Outbreaks of respiratory infections – such as influenza (flu) – are a serious concern in hospital wards and clinics. Patients in these settings are particularly vulnerable to flu if their immune function is compromised (for example due to chemotherapy for cancer) and are at greater risk of severe symptoms and complications including pneumonia and death. However, management strategies for flu have both human and financial cost implications. Moving affected patients into separate rooms and closing wards may lead to bed shortages and delays to planned treatment, but failure to isolate patients with flu may facilitate further spread of infection. Accurate and timely identification of outbreaks is integral for optimising approaches to balance infection control and continuation of usual care. However, identification of outbreaks is complicated by several factors, which may lead to ineffective decision-making.
Missing an outbreak
- Many people who are infected with flu do not have characteristic symptoms such as fever, are therefore unlikely to be tested, which increases opportunities for transmission between patients, visitors and healthcare workers
- Tansmission between patients and visitors or healthcare workers may lead to the spread of flu cases around different parts of the hospital, and these cases may be incorrectly assumed to be unrelated
Incorrectly identifying an outbreak
- Flu cases have a strong seasonal pattern, meaning that they tend to cluster in time; regardless of whether or not the cases are actually related
- Current models of healthcare place together patients on specialist wards (such as oncology), who have raised risk of infection. Clusters of cases on these wards may therefore reflect both a concentration of sporadic (unrelated) cases and true outbreaks
Improved management of hospital outbreaks of flu therefore requires methods to distinguish between related and unrelated cases of infections.
ICONIC (infection response through virus genomics) is a Department of Health- and Wellcome Trust-funded project to assess the feasibility of a new approach for detecting infectious disease, such as flu.

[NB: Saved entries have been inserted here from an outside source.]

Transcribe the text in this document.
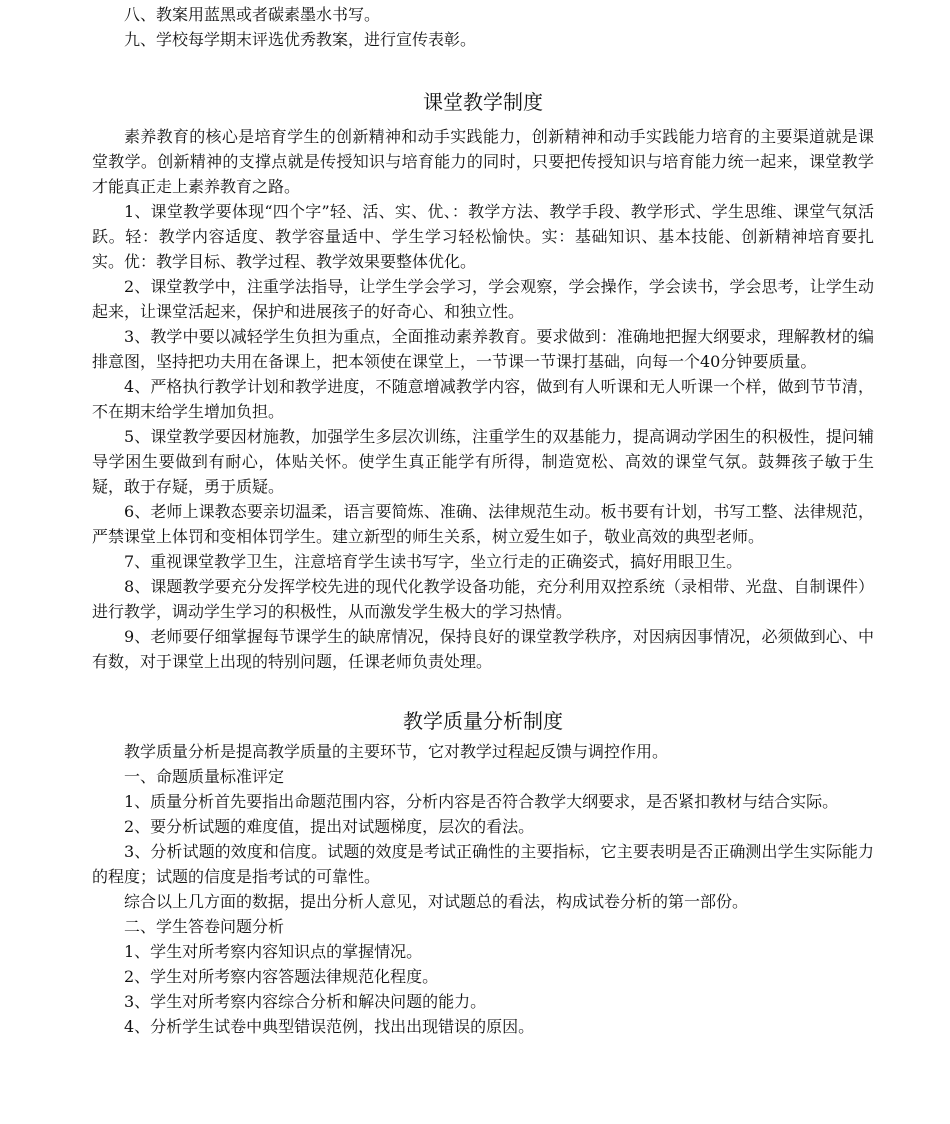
八、教案用蓝黑或者碳素墨水书写。

九、学校每学期末评选优秀教案，进行宣传表彰。

课堂教学制度

素养教育的核心是培育学生的创新精神和动手实践能力，创新精神和动手实践能力培育的主要渠道就是课堂教学。创新精神的支撑点就是传授知识与培育能力的同时，只要把传授知识与培育能力统一起来，课堂教学才能真正走上素养教育之路。

1、课堂教学要体现“四个字”轻、活、实、优、：教学方法、教学手段、教学形式、学生思维、课堂气氛活跃。轻：教学内容适度、教学容量适中、学生学习轻松愉快。实：基础知识、基本技能、创新精神培育要扎实。优：教学目标、教学过程、教学效果要整体优化。

2、课堂教学中，注重学法指导，让学生学会学习，学会观察，学会操作，学会读书，学会思考，让学生动起来，让课堂活起来，保护和进展孩子的好奇心、和独立性。

3、教学中要以减轻学生负担为重点，全面推动素养教育。要求做到：准确地把握大纲要求，理解教材的编排意图，坚持把功夫用在备课上，把本领使在课堂上，一节课一节课打基础，向每一个40分钟要质量。

4、严格执行教学计划和教学进度，不随意增减教学内容，做到有人听课和无人听课一个样，做到节节清，不在期末给学生增加负担。

5、课堂教学要因材施教，加强学生多层次训练，注重学生的双基能力，提高调动学困生的积极性，提问辅导学困生要做到有耐心，体贴关怀。使学生真正能学有所得，制造宽松、高效的课堂气氛。鼓舞孩子敏于生疑，敢于存疑，勇于质疑。

6、老师上课教态要亲切温柔，语言要简炼、准确、法律规范生动。板书要有计划，书写工整、法律规范，严禁课堂上体罚和变相体罚学生。建立新型的师生关系，树立爱生如子，敬业高效的典型老师。

7、重视课堂教学卫生，注意培育学生读书写字，坐立行走的正确姿式，搞好用眼卫生。

8、课题教学要充分发挥学校先进的现代化教学设备功能，充分利用双控系统（录相带、光盘、自制课件）进行教学，调动学生学习的积极性，从而激发学生极大的学习热情。

9、老师要仔细掌握每节课学生的缺席情况，保持良好的课堂教学秩序，对因病因事情况，必须做到心、中有数，对于课堂上出现的特别问题，任课老师负责处理。

教学质量分析制度

教学质量分析是提高教学质量的主要环节，它对教学过程起反馈与调控作用。

一、命题质量标准评定

1、质量分析首先要指出命题范围内容，分析内容是否符合教学大纲要求，是否紧扣教材与结合实际。

2、要分析试题的难度值，提出对试题梯度，层次的看法。

3、分析试题的效度和信度。试题的效度是考试正确性的主要指标，它主要表明是否正确测出学生实际能力的程度；试题的信度是指考试的可靠性。

综合以上几方面的数据，提出分析人意见，对试题总的看法，构成试卷分析的第一部份。

二、学生答卷问题分析

1、学生对所考察内容知识点的掌握情况。

2、学生对所考察内容答题法律规范化程度。

3、学生对所考察内容综合分析和解决问题的能力。

4、分析学生试卷中典型错误范例，找出出现错误的原因。
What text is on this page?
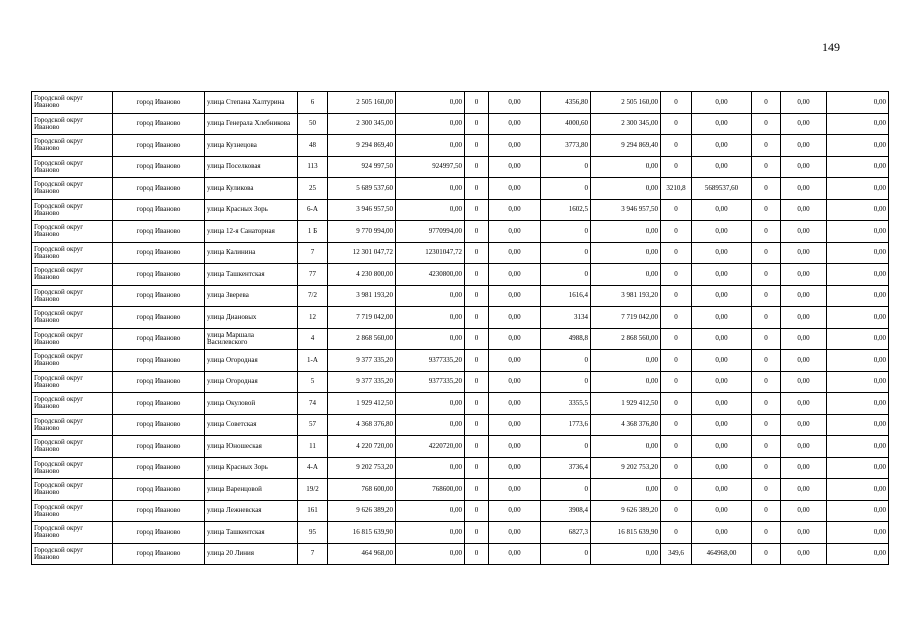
149
Городской округ Иваново	город Иваново	улица Степана Халтурина	6	2 505 160,00	0,00	0	0,00	4356,80	2 505 160,00	0	0,00	0	0,00	0,00
Городской округ Иваново	город Иваново	улица Генерала Хлебникова	50	2 300 345,00	0,00	0	0,00	4000,60	2 300 345,00	0	0,00	0	0,00	0,00
Городской округ Иваново	город Иваново	улица Кузнецова	48	9 294 869,40	0,00	0	0,00	3773,80	9 294 869,40	0	0,00	0	0,00	0,00
Городской округ Иваново	город Иваново	улица Поселковая	113	924 997,50	924997,50	0	0,00	0	0,00	0	0,00	0	0,00	0,00
Городской округ Иваново	город Иваново	улица Куликова	25	5 689 537,60	0,00	0	0,00	0	0,00	3210,8	5689537,60	0	0,00	0,00
Городской округ Иваново	город Иваново	улица Красных Зорь	6-А	3 946 957,50	0,00	0	0,00	1602,5	3 946 957,50	0	0,00	0	0,00	0,00
Городской округ Иваново	город Иваново	улица 12-я Санаторная	1 Б	9 770 994,00	9770994,00	0	0,00	0	0,00	0	0,00	0	0,00	0,00
Городской округ Иваново	город Иваново	улица Калинина	7	12 301 047,72	12301047,72	0	0,00	0	0,00	0	0,00	0	0,00	0,00
Городской округ Иваново	город Иваново	улица Ташкентская	77	4 230 800,00	4230800,00	0	0,00	0	0,00	0	0,00	0	0,00	0,00
Городской округ Иваново	город Иваново	улица Зверева	7/2	3 981 193,20	0,00	0	0,00	1616,4	3 981 193,20	0	0,00	0	0,00	0,00
Городской округ Иваново	город Иваново	улица Диановых	12	7 719 042,00	0,00	0	0,00	3134	7 719 042,00	0	0,00	0	0,00	0,00
Городской округ Иваново	город Иваново	улица Маршала Василевского	4	2 868 560,00	0,00	0	0,00	4988,8	2 868 560,00	0	0,00	0	0,00	0,00
Городской округ Иваново	город Иваново	улица Огородная	1-А	9 377 335,20	9377335,20	0	0,00	0	0,00	0	0,00	0	0,00	0,00
Городской округ Иваново	город Иваново	улица Огородная	5	9 377 335,20	9377335,20	0	0,00	0	0,00	0	0,00	0	0,00	0,00
Городской округ Иваново	город Иваново	улица Окуловой	74	1 929 412,50	0,00	0	0,00	3355,5	1 929 412,50	0	0,00	0	0,00	0,00
Городской округ Иваново	город Иваново	улица Советская	57	4 368 376,80	0,00	0	0,00	1773,6	4 368 376,80	0	0,00	0	0,00	0,00
Городской округ Иваново	город Иваново	улица Юношеская	11	4 220 720,00	4220720,00	0	0,00	0	0,00	0	0,00	0	0,00	0,00
Городской округ Иваново	город Иваново	улица Красных Зорь	4-А	9 202 753,20	0,00	0	0,00	3736,4	9 202 753,20	0	0,00	0	0,00	0,00
Городской округ Иваново	город Иваново	улица Варенцовой	19/2	768 600,00	768600,00	0	0,00	0	0,00	0	0,00	0	0,00	0,00
Городской округ Иваново	город Иваново	улица Лежневская	161	9 626 389,20	0,00	0	0,00	3908,4	9 626 389,20	0	0,00	0	0,00	0,00
Городской округ Иваново	город Иваново	улица Ташкентская	95	16 815 639,90	0,00	0	0,00	6827,3	16 815 639,90	0	0,00	0	0,00	0,00
Городской округ Иваново	город Иваново	улица 20 Линия	7	464 968,00	0,00	0	0,00	0	0,00	349,6	464968,00	0	0,00	0,00
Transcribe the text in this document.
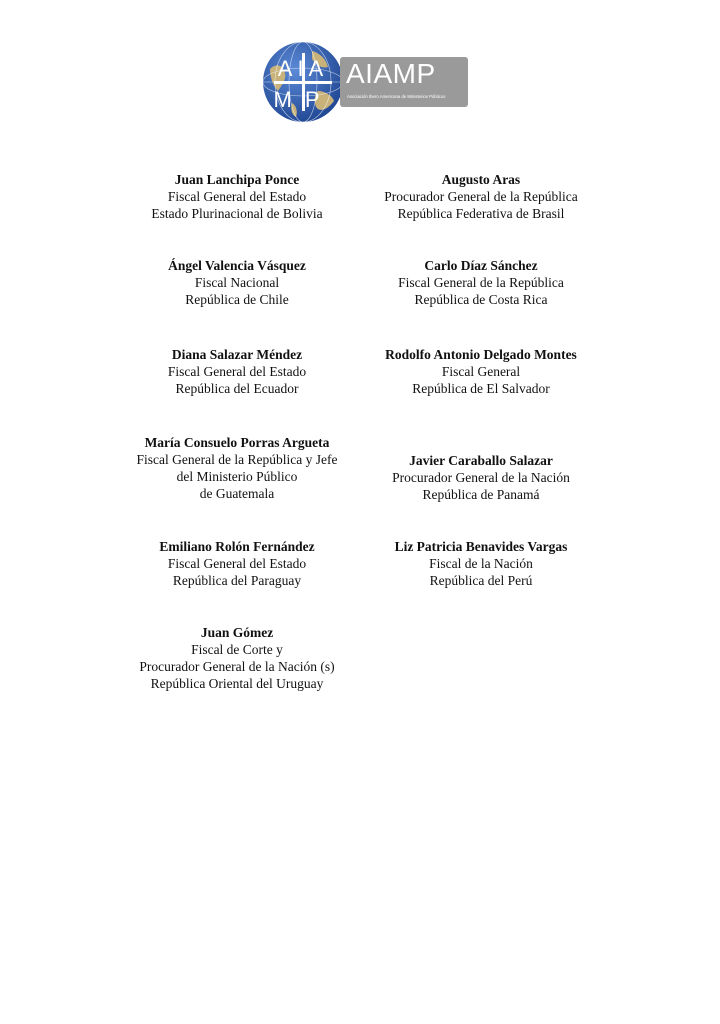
AIA
MP
AIAMP
Asociación Ibero Americana de Ministerios Públicos
Juan Lanchipa Ponce
Fiscal General del Estado
Estado Plurinacional de Bolivia
Augusto Aras
Procurador General de la República
República Federativa de Brasil
Ángel Valencia Vásquez
Fiscal Nacional
República de Chile
Carlo Díaz Sánchez
Fiscal General de la República
República de Costa Rica
Diana Salazar Méndez
Fiscal General del Estado
República del Ecuador
Rodolfo Antonio Delgado Montes
Fiscal General
República de El Salvador
María Consuelo Porras Argueta
Fiscal General de la República y Jefe
del Ministerio Público
de Guatemala
Javier Caraballo Salazar
Procurador General de la Nación
República de Panamá
Emiliano Rolón Fernández
Fiscal General del Estado
República del Paraguay
Liz Patricia Benavides Vargas
Fiscal de la Nación
República del Perú
Juan Gómez
Fiscal de Corte y
Procurador General de la Nación (s)
República Oriental del Uruguay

We can use next generation sequencing (NGS) to determine the entire genome of the virus causing flu in less than a day, which offers ground-breaking opportunities for informed management of flu outbreaks. We have integrated full NGS genome data with routinely recorded hospital admissions data, which describe a patient’s journey through different hospital wards during an inpatient stay. This powerful combination uses NSG genomic data to identify highly similar clusters of cases and hospital admissions data to see how, where and when infected patients might have come into contact with each other. This method allows us to identify links between cases that would otherwise have been missed, target infection control processes to specific wards and determine whether sudden surges in case numbers reflect several smaller clusters of infection or a single uncontrolled outbreak. Hospital teams across the UK are piloting these methods and evaluating how hospital flu can be better managed to improve patient outcomes and save costs.